An old man killing time in Shinjuku station. 'It's not just that the elderly cost a lot of money once they start getting ill and need to be looked after,' my friend Atsushi said. 'The real problem is the terrible loneliness that many elderly people live with.
Poster warning the elderly to beware of phone scams. While Japan's reputation for having a low crime rate is well deserved, when it comes to offences like fraud and cyber-crime, it is something of a villains' playground.
An empty house in Hane, Shikoku. In 2024, Japan's Housing and Land Survey logged a record 9 million akiya (empty houses), meaning that, nationwide, 14 per cent of houses are unoccupied. That is enough to accommodate the entire population of Australia at three people per dwelling. Some forecasts predict that by 2040 the vacancy rate could be as high as 40 per cent.
A neglected road sign in the mountains of Nagano prefecture. As of 2022, 85 per cent of Japan's municipalities have a shrinking population, and the Japan Policy Council says that nearly half of them are 'at risk of extinction' by 2040.
Two chihuahuas. Given the dearth of children and the love of all things kawaii (cute), it should come as no surprise to find that Japan is the only country in the world in which pets outnumber children. In 2021, 886,000 new furry and/or fluffy family members were born in Japan, surpassing the number of babies born for the first time.
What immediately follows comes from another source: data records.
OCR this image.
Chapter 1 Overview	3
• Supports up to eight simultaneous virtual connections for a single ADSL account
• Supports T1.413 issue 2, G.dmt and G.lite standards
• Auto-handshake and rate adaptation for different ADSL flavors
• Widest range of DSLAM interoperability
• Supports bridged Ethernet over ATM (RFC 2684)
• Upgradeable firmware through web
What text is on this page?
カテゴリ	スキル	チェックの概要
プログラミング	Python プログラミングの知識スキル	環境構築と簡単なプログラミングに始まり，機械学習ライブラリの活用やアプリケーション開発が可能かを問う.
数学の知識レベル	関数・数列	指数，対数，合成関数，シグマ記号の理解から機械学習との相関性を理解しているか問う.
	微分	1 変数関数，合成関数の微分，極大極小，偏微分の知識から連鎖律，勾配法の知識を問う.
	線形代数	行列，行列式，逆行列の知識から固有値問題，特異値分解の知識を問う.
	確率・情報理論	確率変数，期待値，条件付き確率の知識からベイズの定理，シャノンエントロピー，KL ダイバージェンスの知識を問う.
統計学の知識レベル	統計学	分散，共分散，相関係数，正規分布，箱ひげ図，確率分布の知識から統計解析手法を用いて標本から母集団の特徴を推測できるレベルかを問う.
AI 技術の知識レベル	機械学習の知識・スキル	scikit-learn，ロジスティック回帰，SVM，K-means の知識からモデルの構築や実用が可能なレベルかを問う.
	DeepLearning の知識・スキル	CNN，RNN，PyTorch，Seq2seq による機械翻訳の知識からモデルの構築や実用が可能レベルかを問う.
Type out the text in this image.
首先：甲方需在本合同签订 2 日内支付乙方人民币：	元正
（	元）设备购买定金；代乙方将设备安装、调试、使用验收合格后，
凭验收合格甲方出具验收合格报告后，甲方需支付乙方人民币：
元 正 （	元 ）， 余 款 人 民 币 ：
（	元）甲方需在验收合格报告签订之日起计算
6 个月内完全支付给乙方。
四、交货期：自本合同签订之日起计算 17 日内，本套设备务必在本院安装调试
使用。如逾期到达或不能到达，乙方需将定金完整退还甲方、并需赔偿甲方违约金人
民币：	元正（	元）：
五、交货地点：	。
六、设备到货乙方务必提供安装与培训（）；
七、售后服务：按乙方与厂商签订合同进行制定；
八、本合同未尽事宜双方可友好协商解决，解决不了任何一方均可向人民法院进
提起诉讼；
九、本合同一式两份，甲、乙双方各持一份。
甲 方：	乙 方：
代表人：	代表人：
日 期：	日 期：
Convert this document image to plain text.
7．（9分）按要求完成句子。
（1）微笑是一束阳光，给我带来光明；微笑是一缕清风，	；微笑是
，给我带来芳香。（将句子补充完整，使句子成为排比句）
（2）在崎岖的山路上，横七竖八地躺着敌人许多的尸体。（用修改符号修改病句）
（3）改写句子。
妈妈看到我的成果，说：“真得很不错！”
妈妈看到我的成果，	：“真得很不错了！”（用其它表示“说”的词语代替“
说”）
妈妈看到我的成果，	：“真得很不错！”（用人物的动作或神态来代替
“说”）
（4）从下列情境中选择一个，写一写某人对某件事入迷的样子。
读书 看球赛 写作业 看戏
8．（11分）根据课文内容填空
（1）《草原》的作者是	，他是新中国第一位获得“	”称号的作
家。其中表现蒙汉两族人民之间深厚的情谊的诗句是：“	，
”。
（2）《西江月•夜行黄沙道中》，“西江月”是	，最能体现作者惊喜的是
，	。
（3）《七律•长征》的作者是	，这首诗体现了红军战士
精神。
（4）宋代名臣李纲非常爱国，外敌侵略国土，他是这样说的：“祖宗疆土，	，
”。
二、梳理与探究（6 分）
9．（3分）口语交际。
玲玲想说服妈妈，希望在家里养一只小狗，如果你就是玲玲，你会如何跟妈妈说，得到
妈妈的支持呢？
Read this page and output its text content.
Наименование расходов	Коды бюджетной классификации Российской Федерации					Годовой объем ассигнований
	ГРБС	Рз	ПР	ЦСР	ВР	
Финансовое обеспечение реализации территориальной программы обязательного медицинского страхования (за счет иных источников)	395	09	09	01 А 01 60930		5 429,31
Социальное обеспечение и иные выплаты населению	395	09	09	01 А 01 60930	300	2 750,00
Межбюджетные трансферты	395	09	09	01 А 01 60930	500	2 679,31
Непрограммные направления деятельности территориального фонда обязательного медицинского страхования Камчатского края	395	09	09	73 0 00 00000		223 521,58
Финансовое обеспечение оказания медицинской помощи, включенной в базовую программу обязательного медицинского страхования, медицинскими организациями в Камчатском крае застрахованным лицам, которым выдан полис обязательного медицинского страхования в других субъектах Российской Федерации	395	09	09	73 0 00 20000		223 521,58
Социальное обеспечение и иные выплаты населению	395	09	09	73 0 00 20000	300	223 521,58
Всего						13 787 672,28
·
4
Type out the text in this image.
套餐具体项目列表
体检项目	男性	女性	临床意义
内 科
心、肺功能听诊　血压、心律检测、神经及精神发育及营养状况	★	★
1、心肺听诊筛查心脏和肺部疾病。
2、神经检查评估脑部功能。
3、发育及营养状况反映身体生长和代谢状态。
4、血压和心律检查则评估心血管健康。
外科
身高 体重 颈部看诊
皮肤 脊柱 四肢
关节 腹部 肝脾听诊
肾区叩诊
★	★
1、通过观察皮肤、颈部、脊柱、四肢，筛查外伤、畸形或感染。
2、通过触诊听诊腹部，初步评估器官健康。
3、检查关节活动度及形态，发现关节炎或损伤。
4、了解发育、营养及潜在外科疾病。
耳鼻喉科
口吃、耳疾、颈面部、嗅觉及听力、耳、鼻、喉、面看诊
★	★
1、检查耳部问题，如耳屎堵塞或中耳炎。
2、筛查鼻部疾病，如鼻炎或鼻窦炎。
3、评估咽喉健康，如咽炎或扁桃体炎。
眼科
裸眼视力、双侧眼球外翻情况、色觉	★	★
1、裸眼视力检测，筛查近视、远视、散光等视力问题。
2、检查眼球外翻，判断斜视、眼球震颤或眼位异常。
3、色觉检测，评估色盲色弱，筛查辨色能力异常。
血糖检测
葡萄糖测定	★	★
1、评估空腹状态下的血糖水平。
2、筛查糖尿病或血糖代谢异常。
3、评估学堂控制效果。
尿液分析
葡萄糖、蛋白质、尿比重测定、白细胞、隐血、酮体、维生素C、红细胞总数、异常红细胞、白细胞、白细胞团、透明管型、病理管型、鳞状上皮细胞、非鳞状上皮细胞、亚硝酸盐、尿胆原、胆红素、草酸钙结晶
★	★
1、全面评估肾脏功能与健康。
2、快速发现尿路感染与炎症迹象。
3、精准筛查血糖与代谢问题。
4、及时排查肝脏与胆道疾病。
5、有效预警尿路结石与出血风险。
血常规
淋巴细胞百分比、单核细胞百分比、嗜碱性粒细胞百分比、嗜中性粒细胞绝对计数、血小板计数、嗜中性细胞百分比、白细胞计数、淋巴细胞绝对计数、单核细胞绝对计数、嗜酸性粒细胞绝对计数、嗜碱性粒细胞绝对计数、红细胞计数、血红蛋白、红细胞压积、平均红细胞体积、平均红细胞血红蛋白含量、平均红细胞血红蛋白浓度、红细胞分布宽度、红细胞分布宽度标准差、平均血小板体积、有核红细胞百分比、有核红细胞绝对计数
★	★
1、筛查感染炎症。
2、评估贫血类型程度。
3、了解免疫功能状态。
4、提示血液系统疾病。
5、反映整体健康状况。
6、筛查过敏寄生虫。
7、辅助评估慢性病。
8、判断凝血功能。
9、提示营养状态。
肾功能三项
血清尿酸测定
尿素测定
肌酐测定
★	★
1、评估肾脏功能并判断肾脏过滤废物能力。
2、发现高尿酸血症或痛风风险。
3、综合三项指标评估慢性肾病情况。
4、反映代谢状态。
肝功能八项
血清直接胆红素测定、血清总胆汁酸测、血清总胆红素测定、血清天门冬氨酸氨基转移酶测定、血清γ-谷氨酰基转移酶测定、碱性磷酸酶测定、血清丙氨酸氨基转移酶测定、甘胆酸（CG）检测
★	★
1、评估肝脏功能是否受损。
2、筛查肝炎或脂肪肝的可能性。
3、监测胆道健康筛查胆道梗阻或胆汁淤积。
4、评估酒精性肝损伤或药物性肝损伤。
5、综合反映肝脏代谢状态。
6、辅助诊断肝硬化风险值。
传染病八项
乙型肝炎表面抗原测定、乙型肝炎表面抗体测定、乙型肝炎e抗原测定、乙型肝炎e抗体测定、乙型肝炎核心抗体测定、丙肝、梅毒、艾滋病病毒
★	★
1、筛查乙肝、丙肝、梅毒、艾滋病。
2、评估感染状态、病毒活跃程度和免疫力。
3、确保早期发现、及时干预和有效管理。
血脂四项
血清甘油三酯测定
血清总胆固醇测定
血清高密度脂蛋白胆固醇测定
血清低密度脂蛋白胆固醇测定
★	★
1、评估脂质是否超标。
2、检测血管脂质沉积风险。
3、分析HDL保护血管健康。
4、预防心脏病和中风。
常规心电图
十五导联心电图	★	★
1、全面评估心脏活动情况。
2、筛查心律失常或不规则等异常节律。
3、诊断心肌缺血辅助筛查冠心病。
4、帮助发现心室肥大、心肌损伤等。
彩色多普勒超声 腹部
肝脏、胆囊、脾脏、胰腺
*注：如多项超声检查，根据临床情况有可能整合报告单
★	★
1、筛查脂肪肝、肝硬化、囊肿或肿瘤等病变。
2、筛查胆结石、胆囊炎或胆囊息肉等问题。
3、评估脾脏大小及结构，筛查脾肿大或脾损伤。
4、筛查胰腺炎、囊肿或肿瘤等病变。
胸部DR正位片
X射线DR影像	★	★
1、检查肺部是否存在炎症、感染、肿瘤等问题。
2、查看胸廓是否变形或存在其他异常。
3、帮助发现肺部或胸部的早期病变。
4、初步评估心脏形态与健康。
Doggie clothing in a shop window in Komazawa, Tokyo. While the countryside struggles not to be overrun by wild animals, in the cities, domestic animals are displacing infants in the nation's affections. The affection that people feel for their pets has only been amplified by the wasting away of the family, the dearth of children and the chronic loneliness that many Japanese people feel
Ishihara Foods, Miyakonojo, Miyazaki prefecture. Faced with chronic labour shortages, all kinds of businesses are counting on robots and AI to act as stand-ins for absent workers. This might look like an ordinary tractor, but it is a driverless, fully automated 'robot' tractor that uses satellite GPS to navigate its way around the fields
The hand of an early karakuriningyo, or mechanical doll. Care homes are particularly excited by advances in robotics. While they may look exciting, many robotics researchers admit that they are 50–100 years away from developing a robot with the intelligence and sensitivity required to be called 'caring'
Japanese-Bangladeshi model Rola. Foreign observers say that, by failing to embrace mass immigration, the Japanese government has brought its demographic crisis upon itself. But an embryonic multicultural society is taking shape in post-growth Japan. As of 2024, there were 3.7 million resident foreigners, comprising just over 3 per cent of the total population – small potatoes in the eyes of most Europeans, but a game-changer in a country where the population is shrinking by upwards of 700,000 people every year.
A jar of Hokkaido-made ghee. Japanese demographers estimate that by 2070 11 per cent of the Japanese population will be foreign nationals.